Subject: Re: FWD: Open Office experience out there?
From: Megan Golding <mgolding -at- secureworks -dot- com>
To: "TECHWR-L" <techwr-l -at- lists -dot- raycomm -dot- com>
Date: 15 May 2002 10:57:59 -0400


On Wed, 2002-05-15 at 09:49, Anonymous wrote:
> My company's in the process of considering a switch from Microsoft
> Office to Open Office software.

Congratulations!

> If anyone else on the list has already had some experience in
> doing this, good or bad, I would be interested to hear about
> their experience.

I've worked with StarOffice (SO) and Word fairly extensively in an
environment that uses both products. Since OO is the open source version
of SO, I'm basing my comments on the assumption that they're pretty
similar. (crosses fingers)

What follows are some tips I've found helpful:

1. A one-off conversion seems simpler than trying to work with both
products. Converting a Word doc to OO (Open Office) WILL require some
handiwork on your part.
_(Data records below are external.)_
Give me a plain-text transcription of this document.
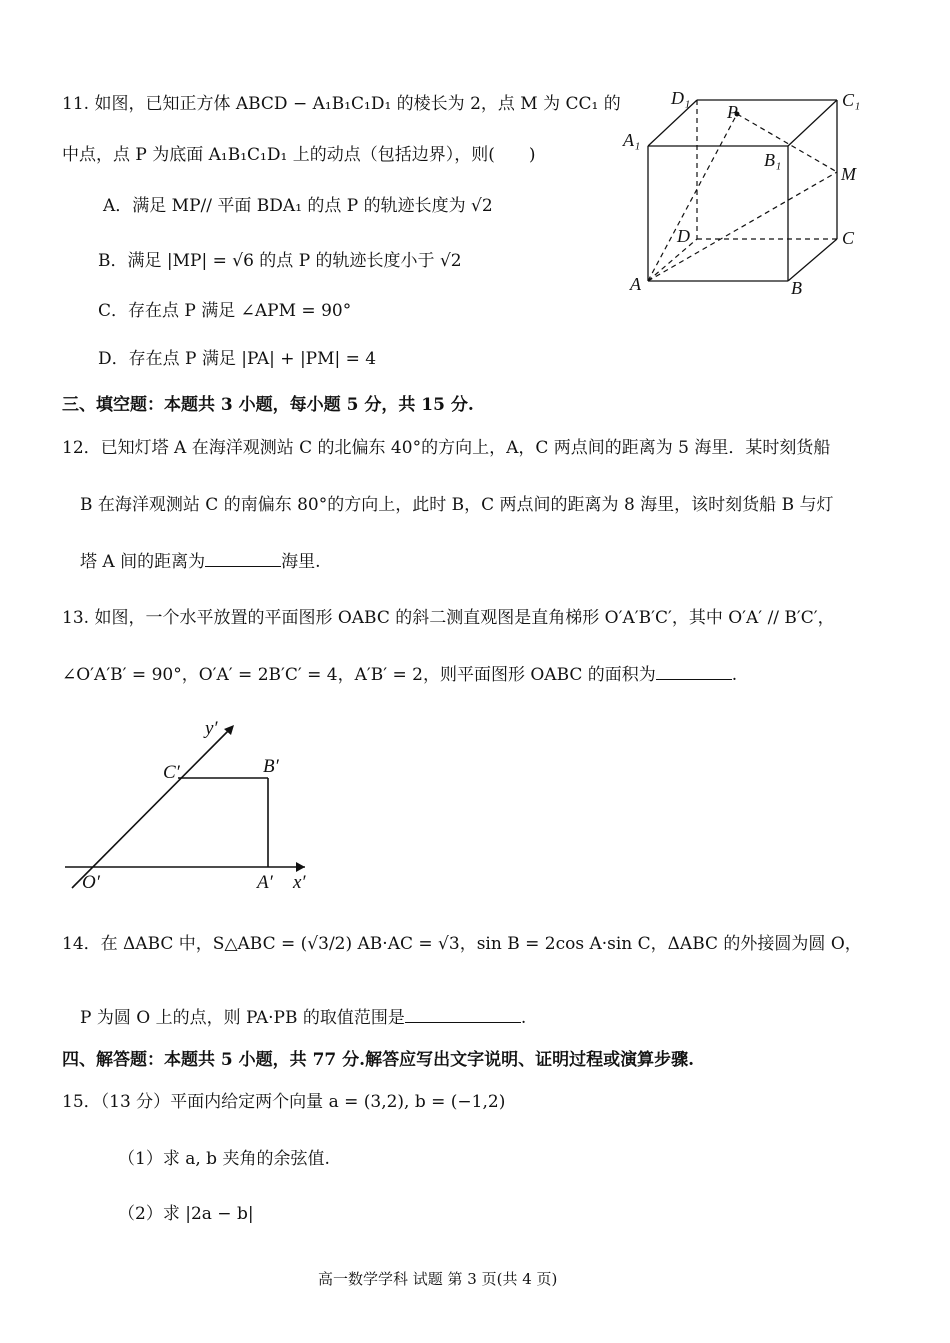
11. 如图，已知正方体 ABCD − A₁B₁C₁D₁ 的棱长为 2，点 M 为 CC₁ 的
中点，点 P 为底面 A₁B₁C₁D₁ 上的动点（包括边界），则(　　)
A．满足 MP// 平面 BDA₁ 的点 P 的轨迹长度为 √2
B．满足 |MP| = √6 的点 P 的轨迹长度小于 √2
C．存在点 P 满足 ∠APM = 90°
D．存在点 P 满足 |PA| + |PM| = 4
D₁	C₁
P
A₁
B₁
M
D	C
A	B
三、填空题：本题共 3 小题，每小题 5 分，共 15 分.
12．已知灯塔 A 在海洋观测站 C 的北偏东 40°的方向上，A，C 两点间的距离为 5 海里．某时刻货船
B 在海洋观测站 C 的南偏东 80°的方向上，此时 B，C 两点间的距离为 8 海里，该时刻货船 B 与灯
塔 A 间的距离为	海里.
13. 如图，一个水平放置的平面图形 OABC 的斜二测直观图是直角梯形 O′A′B′C′，其中 O′A′ // B′C′，
∠O′A′B′ = 90°，O′A′ = 2B′C′ = 4，A′B′ = 2，则平面图形 OABC 的面积为	.
y′
C′	B′
O′	A′ x′
14．在 ΔABC 中，S△ABC = (√3/2) AB·AC = √3，sin B = 2cos A·sin C，ΔABC 的外接圆为圆 O，
P 为圆 O 上的点，则 PA·PB 的取值范围是	.
四、解答题：本题共 5 小题，共 77 分.解答应写出文字说明、证明过程或演算步骤.
15．（13 分）平面内给定两个向量 a = (3,2), b = (−1,2)
（1）求 a, b 夹角的余弦值.
（2）求 |2a − b|
高一数学学科 试题 第 3 页(共 4 页)
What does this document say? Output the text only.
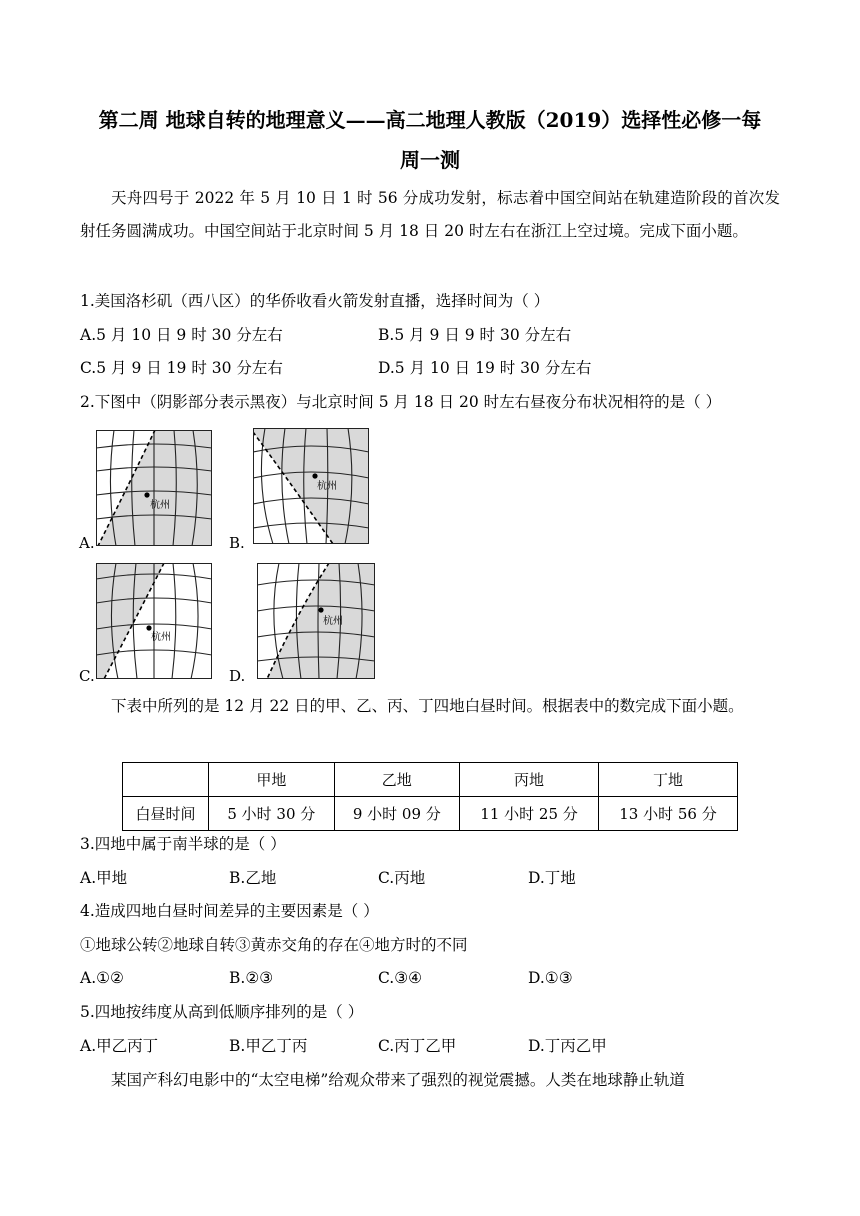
第二周 地球自转的地理意义——高二地理人教版（2019）选择性必修一每
周一测
天舟四号于 2022 年 5 月 10 日 1 时 56 分成功发射，标志着中国空间站在轨建造阶段的首次发射任务圆满成功。中国空间站于北京时间 5 月 18 日 20 时左右在浙江上空过境。完成下面小题。
1.美国洛杉矶（西八区）的华侨收看火箭发射直播，选择时间为（ ）
A.5 月 10 日 9 时 30 分左右	B.5 月 9 日 9 时 30 分左右
C.5 月 9 日 19 时 30 分左右	D.5 月 10 日 19 时 30 分左右
2.下图中（阴影部分表示黑夜）与北京时间 5 月 18 日 20 时左右昼夜分布状况相符的是（ ）
杭州
A.
杭州
B.
杭州
C.
杭州
D.
下表中所列的是 12 月 22 日的甲、乙、丙、丁四地白昼时间。根据表中的数完成下面小题。
	甲地	乙地	丙地	丁地
白昼时间	5 小时 30 分	9 小时 09 分	11 小时 25 分	13 小时 56 分
3.四地中属于南半球的是（ ）
A.甲地	B.乙地	C.丙地	D.丁地
4.造成四地白昼时间差异的主要因素是（ ）
①地球公转②地球自转③黄赤交角的存在④地方时的不同
A.①②	B.②③	C.③④	D.①③
5.四地按纬度从高到低顺序排列的是（ ）
A.甲乙丙丁	B.甲乙丁丙	C.丙丁乙甲	D.丁丙乙甲
某国产科幻电影中的“太空电梯”给观众带来了强烈的视觉震撼。人类在地球静止轨道
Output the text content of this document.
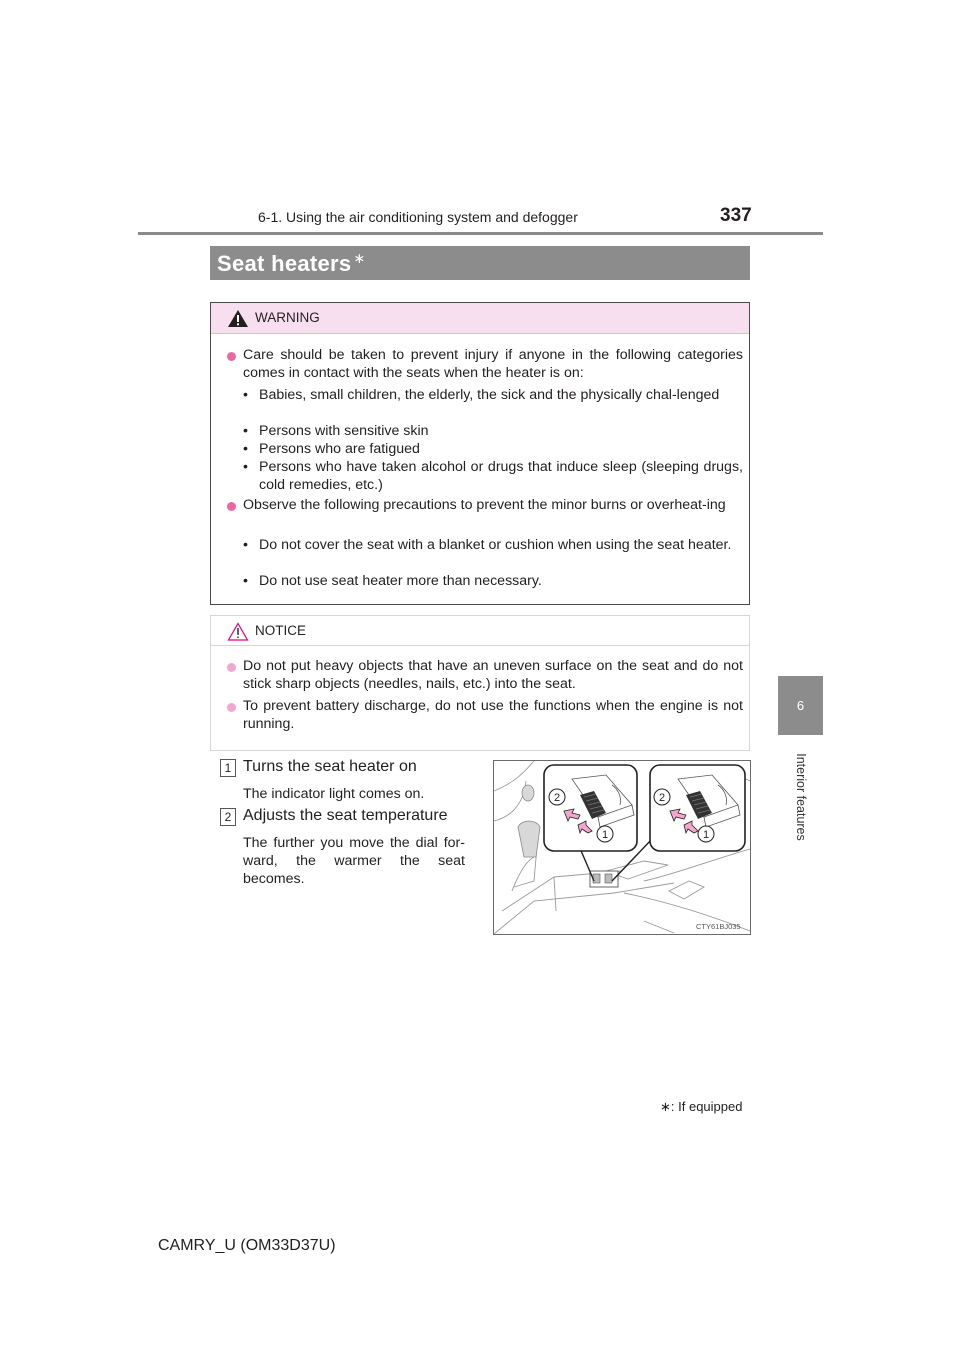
6-1. Using the air conditioning system and defogger	337
6
Interior features
Seat heaters ∗
WARNING
Care should be taken to prevent injury if anyone in the following categories comes in contact with the seats when the heater is on:
• Babies, small children, the elderly, the sick and the physically chal-lenged
• Persons with sensitive skin
• Persons who are fatigued
• Persons who have taken alcohol or drugs that induce sleep (sleeping drugs, cold remedies, etc.)
Observe the following precautions to prevent the minor burns or overheat-ing
• Do not cover the seat with a blanket or cushion when using the seat heater.
• Do not use seat heater more than necessary.
NOTICE
Do not put heavy objects that have an uneven surface on the seat and do not stick sharp objects (needles, nails, etc.) into the seat.
To prevent battery discharge, do not use the functions when the engine is not running.
1 Turns the seat heater on
The indicator light comes on.
2 Adjusts the seat temperature
The further you move the dial for-ward, the warmer the seat becomes.
2
1
2
1
CTY61BJ035
∗: If equipped
CAMRY_U (OM33D37U)
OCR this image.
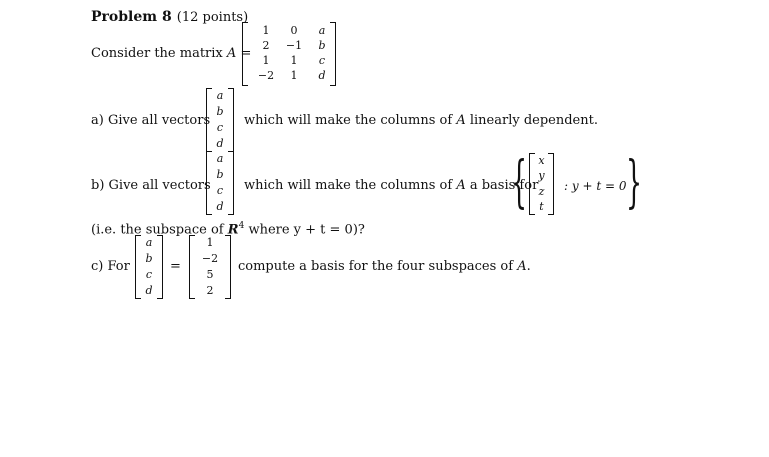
Problem 8 (12 points)
Consider the matrix A =
1	0	a
2	−1	b
1	1	c
−2	1	d
a) Give all vectors
a
b
c
d
which will make the columns of A linearly dependent.
b) Give all vectors
a
b
c
d
which will make the columns of A a basis for
{	x
y
z
t
: y + t = 0 }
(i.e. the subspace of $R^4$ where y + t = 0)?
c) For
a
b
c
d
=
1
−2
5
2
compute a basis for the four subspaces of A.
Try not to do this work every time you open the
file after the Word user has edited the file. When y'all make the
switch, make it cleanly -- no leaning on the Word crutch after the
cutover date.

2. Word styles (heading 1, etc.) convert pretty well. Phew! That's good
news.

3. Before converting, edit your styles in Word so that you're using
basic fonts that'll be available to OO. Now that I've said that, this
may not be an issue if using OO on a Windows machine where TrueType
fonts are available. I've been doing my switching from Word/Windows to
SO/Linux, so TrueType fonts aren't available and the font substitution
isn't always the best.

4. Embedded images -- yuck. Since SO for Linux doesn't do OLE, the
images won't work if you've copy-pasted them into the original Word
document. Before trying to convert, switch over to linked images saved
in a common format. I like gif and jpg.

5. Bulleted lists. For some reason that seemed odd to me, any lists of
bullets I had in Word got converted into SO as the ugliest lists I've
ever seen. Don't know why and never investigated it fully to figure it
out. Just something to keep an eye on.

6. When switching over, you may find it helpful to use Word to save the
docs as RTF. Rich Text Format is supposedly tool-independent (though
Word violates this). Your conversions may come through cleaner.

In the original post, Anon mentions "some nagging worries about the
switch." Yes, switching to OO will cause pain to a Word power user. The
pain will be in the switching, though. That's the good news -- once
you've switched to OO, working with the documents is about the same as
in Word.

Good luck, Anon, with the switch!

Meg


--

Megan Golding (mgolding -at- secureworks -dot- net)
SecureWorks, Inc.

Make your life a mission - not an intermission.